Größe ist bei Schiffen natürlich relativ: Die »MSC Opera«, mit der seine Gäste nach Kuba kamen, wirkt mit ih- ren knapp über 2000 Betten im Vergleich zu den neuesten schwimmenden Kleinstädten recht übersichtlich. Im Hafen von Havanna überragt sie trotzdem alles. Schneeweiß glänzt sie in der Sonne und liegt heute ganz alleine da. Denn noch sind Kreuzfahrten nach Kuba eine Rarität. Zwar steuerten in den letzten Jahren schon Ozeankreuzer den Karibikstaat an, allerdings nur, wenn sie auf ihren Rund- und Weltreisen mal vorbeikamen. Doch seit sich Barack Obama und Raúl Castro 2015 in Panama die Hände schüttelten, wittert die Branche Morgenluft und will sich gute Geschäfte sichern. Und so hat MSC Kreuzfahrten als eine der ersten internationalen Reedereien die Erlaubnis, die »Opera« in Havanna auch fest zu stationieren. In diesem Winter kam ein zweites Schiff dazu. Die Eigentümerfamilie ist schweizerisch-italienisch. Das half bei den Verhandlungen.

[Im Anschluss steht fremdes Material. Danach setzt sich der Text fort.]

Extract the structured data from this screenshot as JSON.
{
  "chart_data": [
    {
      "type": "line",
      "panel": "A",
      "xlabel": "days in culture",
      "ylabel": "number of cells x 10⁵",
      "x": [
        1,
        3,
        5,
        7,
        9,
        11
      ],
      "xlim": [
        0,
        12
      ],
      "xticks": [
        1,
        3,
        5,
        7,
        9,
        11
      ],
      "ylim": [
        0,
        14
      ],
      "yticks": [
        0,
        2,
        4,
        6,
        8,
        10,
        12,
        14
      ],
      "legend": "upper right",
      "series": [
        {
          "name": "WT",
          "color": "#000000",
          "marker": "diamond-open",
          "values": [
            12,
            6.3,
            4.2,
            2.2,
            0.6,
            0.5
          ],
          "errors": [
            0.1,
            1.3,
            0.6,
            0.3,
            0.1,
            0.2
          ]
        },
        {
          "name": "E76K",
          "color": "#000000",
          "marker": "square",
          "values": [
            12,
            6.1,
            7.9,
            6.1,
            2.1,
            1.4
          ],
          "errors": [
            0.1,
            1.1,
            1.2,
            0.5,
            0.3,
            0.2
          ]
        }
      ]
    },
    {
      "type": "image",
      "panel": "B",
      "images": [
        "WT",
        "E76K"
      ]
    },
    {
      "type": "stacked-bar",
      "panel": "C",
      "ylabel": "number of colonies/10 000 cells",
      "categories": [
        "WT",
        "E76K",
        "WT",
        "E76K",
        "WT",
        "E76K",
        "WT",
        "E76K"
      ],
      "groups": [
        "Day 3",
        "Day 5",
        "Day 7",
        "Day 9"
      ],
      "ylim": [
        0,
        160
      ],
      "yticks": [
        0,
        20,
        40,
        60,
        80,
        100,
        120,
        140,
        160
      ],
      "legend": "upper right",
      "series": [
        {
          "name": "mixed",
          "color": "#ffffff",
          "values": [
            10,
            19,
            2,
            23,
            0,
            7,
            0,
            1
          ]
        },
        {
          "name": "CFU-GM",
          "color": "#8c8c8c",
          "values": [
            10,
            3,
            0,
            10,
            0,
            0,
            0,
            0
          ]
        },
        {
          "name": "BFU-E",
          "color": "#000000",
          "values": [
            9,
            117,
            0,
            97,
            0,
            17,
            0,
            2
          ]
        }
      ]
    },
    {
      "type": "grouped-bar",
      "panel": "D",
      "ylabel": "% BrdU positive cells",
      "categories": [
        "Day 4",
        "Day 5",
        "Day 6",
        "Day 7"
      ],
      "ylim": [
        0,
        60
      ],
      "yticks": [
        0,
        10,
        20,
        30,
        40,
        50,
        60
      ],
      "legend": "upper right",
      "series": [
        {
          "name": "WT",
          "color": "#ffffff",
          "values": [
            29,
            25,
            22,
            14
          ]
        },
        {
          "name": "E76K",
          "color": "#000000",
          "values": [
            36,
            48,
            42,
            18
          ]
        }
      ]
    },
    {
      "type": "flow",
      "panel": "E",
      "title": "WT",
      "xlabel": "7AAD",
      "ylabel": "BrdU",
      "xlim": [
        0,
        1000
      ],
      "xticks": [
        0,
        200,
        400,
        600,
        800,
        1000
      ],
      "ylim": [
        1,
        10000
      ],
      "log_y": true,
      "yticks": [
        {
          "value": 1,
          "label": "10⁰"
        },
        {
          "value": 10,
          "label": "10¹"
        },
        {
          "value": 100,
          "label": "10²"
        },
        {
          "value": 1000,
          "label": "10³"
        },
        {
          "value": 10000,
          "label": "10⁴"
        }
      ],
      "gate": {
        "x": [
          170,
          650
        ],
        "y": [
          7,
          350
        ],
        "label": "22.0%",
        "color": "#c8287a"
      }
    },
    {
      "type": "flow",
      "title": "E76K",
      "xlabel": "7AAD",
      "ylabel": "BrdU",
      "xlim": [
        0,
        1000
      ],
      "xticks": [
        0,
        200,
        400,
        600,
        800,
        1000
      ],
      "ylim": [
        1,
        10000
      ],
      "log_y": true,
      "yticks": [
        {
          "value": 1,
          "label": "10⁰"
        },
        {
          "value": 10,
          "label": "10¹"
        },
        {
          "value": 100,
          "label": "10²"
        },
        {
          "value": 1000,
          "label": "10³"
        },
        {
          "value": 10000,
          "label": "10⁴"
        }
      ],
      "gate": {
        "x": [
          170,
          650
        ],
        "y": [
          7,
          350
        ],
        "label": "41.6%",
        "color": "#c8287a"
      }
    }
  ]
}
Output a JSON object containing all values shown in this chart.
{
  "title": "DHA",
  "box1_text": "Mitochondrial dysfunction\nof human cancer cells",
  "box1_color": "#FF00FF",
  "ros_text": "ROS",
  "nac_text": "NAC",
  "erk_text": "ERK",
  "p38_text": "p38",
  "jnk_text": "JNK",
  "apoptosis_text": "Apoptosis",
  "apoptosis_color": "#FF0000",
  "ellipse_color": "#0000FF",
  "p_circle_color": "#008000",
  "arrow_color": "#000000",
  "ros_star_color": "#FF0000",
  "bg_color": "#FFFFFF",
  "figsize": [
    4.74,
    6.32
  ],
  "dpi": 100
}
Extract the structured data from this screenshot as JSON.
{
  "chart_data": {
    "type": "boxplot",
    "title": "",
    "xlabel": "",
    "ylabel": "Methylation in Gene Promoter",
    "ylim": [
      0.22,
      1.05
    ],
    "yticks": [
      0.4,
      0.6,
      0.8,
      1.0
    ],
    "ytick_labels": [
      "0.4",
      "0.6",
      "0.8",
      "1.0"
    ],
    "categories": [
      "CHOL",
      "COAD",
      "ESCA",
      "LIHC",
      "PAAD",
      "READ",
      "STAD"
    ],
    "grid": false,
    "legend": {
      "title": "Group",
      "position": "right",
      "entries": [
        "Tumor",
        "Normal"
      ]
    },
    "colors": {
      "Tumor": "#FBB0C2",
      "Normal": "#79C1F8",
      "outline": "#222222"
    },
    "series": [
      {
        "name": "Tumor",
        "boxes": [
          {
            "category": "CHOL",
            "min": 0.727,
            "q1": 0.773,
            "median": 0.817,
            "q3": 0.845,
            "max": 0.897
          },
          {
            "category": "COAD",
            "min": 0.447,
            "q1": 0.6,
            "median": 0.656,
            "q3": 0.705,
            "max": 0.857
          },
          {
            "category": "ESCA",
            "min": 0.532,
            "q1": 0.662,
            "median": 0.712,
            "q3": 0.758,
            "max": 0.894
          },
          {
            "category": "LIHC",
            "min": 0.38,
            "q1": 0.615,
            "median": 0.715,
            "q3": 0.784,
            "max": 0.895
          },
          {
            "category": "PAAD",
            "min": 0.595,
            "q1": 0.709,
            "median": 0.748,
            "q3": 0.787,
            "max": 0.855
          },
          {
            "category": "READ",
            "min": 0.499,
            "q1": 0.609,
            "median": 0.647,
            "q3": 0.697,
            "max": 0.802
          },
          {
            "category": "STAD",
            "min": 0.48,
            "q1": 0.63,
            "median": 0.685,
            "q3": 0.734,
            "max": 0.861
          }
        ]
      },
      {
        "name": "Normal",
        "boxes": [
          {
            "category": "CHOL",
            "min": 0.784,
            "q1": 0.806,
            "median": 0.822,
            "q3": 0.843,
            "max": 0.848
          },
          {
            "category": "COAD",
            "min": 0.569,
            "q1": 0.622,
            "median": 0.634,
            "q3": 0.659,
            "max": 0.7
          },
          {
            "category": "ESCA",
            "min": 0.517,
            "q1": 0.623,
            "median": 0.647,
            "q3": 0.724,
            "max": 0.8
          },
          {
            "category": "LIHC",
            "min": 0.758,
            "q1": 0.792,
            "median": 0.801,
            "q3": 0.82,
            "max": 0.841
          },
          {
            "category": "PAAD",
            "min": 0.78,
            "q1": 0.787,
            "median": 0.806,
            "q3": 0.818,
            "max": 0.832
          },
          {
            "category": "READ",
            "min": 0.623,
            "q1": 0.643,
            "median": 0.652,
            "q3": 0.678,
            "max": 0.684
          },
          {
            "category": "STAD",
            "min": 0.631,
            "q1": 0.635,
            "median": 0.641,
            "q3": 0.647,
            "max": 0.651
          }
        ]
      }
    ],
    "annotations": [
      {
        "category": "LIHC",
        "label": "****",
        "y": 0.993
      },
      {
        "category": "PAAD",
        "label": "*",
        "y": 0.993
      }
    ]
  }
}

»Wir haben die Gelegenheit ergriffen und fahren jetzt nach Havanna, solange es den Retrocharme noch gibt«, sagt ein Oldenburger Ehepaar zu zwei Mitsechzigern aus Sachsen. Sie plaudern darüber, wie das Schiff in den Naturhafen von Havanna eingelaufen ist. Mit einem Mojito standen sie alle an der Reling. Was für ein Erlebnis. Die ganze Stadt zog als Panorama an ihnen vorbei. Der Leuchtturm, das stolze Fort, die palmengesäumte Uferpromenade und dahinter all die wunderbaren alten Gebäude, in erster Reihe schon recht viele restauriert. Wie gut, dass das Schiff gleich drei Tage in Havanna bleibt. Genügend Zeit zum Entdecken, das sei sehr selten für ein Kreuzfahrtschiff, sagen die Oldenburger, die schon oft auf einem unterwegs waren. »Wir haben gern unser Hotel dabei und wollen nicht ständig überlegen, wo wir essen gehen. Dazu kommt noch der Spaß, ohne dauerndes Kofferpacken in andere Inseln und Länder hineinschnuppern zu können – Jamaika, Cayman, Mexiko.«
Nur ein paar Schritte sind es von Havannas Hafen in die historische Altstadt, dort, wo die Drei-MillionenStadt an vielen Ecken leuchtet und sich wie ein Freiluftmuseum herausgeputzt hat. Zauberhaft ist die Atmosphäre nachts, viel angenehmer als am Tag, wenn es in den Gassen summt wie in einem Bienenstock und sich die Touristen beinah auf die Füße treten. Die Touristen schlendern durch die Gassen, setzen sich in eines der privaten Cafés, wundern sich über die vielen jungen Leute, die vor dem ehrwürdigen Hemingway-Hotel »Ambos Mundos« auf ihre Handys starren. »Wir haben in Havanna nur an ganz wenigen Stellen Internet«, erklärt ein Pärchen. Die Gäste beobachten junge Paare, die vor einer Musikkneipe ausgelassen Salsa tanzen, die alten Amischlitten, blitzend und blank gewienert. »Da kannst du schrauben ohne Ende«, sagt Rogelio González, Ingenieur, dreifacher Familienvater und Besitzer eines flamingofarbenen Chevrolets aus dem Jahre 1957. Er chauffiert damit Touristen durch die Gegend. Woher er die Ersatzteile bekommt? »Aus den USA natürlich«. Ob er zufrieden sei? »Immer«, sagt er und grinst. Das sei ja der große Vorteil in Kuba, man brauche kaum Geld für den Lebensunterhalt, seine Kinder könnten kostenlos zur Schule, er zum Arzt. Doch, sagt er überzeugt, der Fidel habe schon das Beste für sein Volk gewollt, und zeigt stolz seinen Handybildschirmschoner mit Castros Profil. Und wenn jetzt bald die großen Schiffe und der ganze Kommerz und die amerikanischen Investoren kommen? »Sollen sie nur. Wir lassen uns nicht so einfach etwas überstülpen. Kuba bleibt sich trotzdem treu«, sagt er im Brustton der Überzeugung. Hoffentlich, denken die Kreuzfahrer.